AFROAM 691F.  Black Political Struggle and the American Political System
An historical examination of the black political struggle for equality and citizenship in America—the obstacles placed in the path of that struggle by the American political system in general and by the American state in particular—and the countless ways in which racial politics have shaped the system that is called American Democracy.

AFROAM 691L. The Black Arts Movement
This course will examine the Black Arts Movement of the 1960s and 1970s in its many manifestations, including literature, theater, music, and the visual arts. A particular focus of the course will be the ways in which domestic and international political movements (e.g., Civil Rights, Black Power, and anti-colonial) intersected with Black Arts, deeply influencing the formal and thematic choices of African American artists. Much attention will be paid to the distinctive regional variations of the movement as well as to the ways in which Black Arts fundamentally changed how art is produced and received in the United States.

AFROAM 691R. Topics in the Modern Civil Rights Movement
This seminar will explore the distinction between movements, organizations, and the activities of single individuals that has been obscured in recent discussions of the "long civil rights movement.” We will be examining the histories of organizations that were formed prior to the post-Brown Era and which have survived to this day. We will be exploring those groups and organizations that came into being post Brown and were defunct by the mid- 1970's. We will pay some brief attention to those groups and organizations that arose in the aftermath of the Civil Rights and Black liberation movements, i.e. since the mid- 1970's. The readings will include a selection from the latest scholarly monographs, as well as from memoirs and other primary sources available in print, microform and digital formats.  A lengthy (18-20 pages) reading paper analyzing the goals, activities, successes and failures of a group, organization or individual will be required. Regular class attendance and participation in discussions is assumed.

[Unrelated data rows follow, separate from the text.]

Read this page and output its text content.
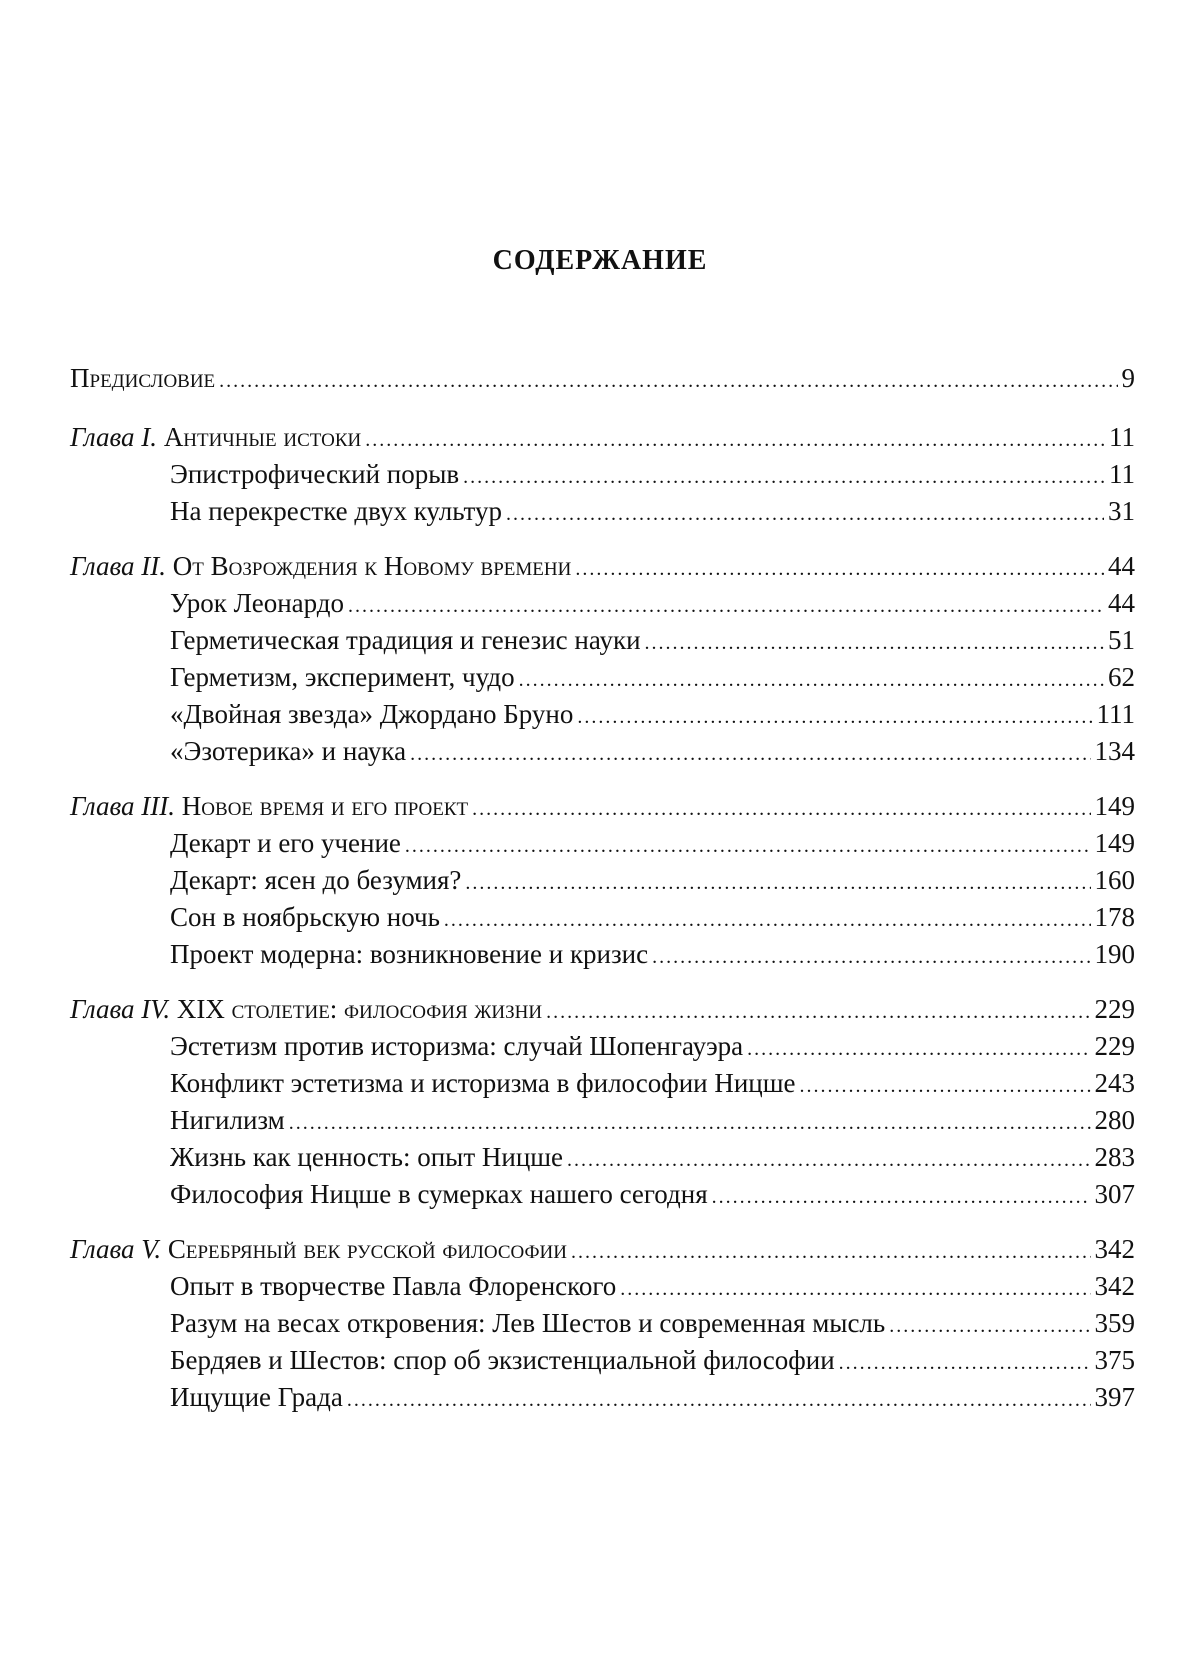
СОДЕРЖАНИЕ
Предисловие .....	9
Глава I. Античные истоки .....	11
Эпистрофический порыв .....	11
На перекрестке двух культур .....	31
Глава II. От Возрождения к Новому времени .....	44
Урок Леонардо .....	44
Герметическая традиция и генезис науки .....	51
Герметизм, эксперимент, чудо .....	62
«Двойная звезда» Джордано Бруно .....	111
«Эзотерика» и наука .....	134
Глава III. Новое время и его проект .....	149
Декарт и его учение .....	149
Декарт: ясен до безумия? .....	160
Сон в ноябрьскую ночь .....	178
Проект модерна: возникновение и кризис .....	190
Глава IV. XIX столетие: философия жизни .....	229
Эстетизм против историзма: случай Шопенгауэра .....	229
Конфликт эстетизма и историзма в философии Ницше .....	243
Нигилизм .....	280
Жизнь как ценность: опыт Ницше .....	283
Философия Ницше в сумерках нашего сегодня .....	307
Глава V. Серебряный век русской философии .....	342
Опыт в творчестве Павла Флоренского .....	342
Разум на весах откровения: Лев Шестов и современная мысль .....	359
Бердяев и Шестов: спор об экзистенциальной философии .....	375
Ищущие Града .....	397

AFROAM 692A. Literary Theory
This course will take up literary theory since 1965 and how it has influenced the study of African American literature and culture.  The idea here is not to be comprehensive, but rather, to use the term popular a few years back, to stage a series of interventions into the sometimes troubled relationship between “high” theory and its successors and African American Studies. Our task will not simply be to examine different “schools” of critical theory, but to consider how theory has informed and challenged African American literary studies and vice versa.  We will also seek to historicize various critical moments or movements rather than simply view them as pieces of an intellectual toolbox.

AFROAM 692F.  From Reconstruction to Renaissance
This course examines African American literature and culture from the rise of Reconstruction through the onset of Jim Crow and the Great Migration to the beginnings of the Harlem Renaissance.  We will be particularly interested in the relationship between African American literature and culture during this period and the notions of modernity, modernism, and the artistic and social avant-garde in the United States.

701-702 Major Works Seminar in Afro-American Studies I and II
An intensive study of fifty major works of Afro-American Studies. Required of all first-year doctoral and masters candidates, and open only to them.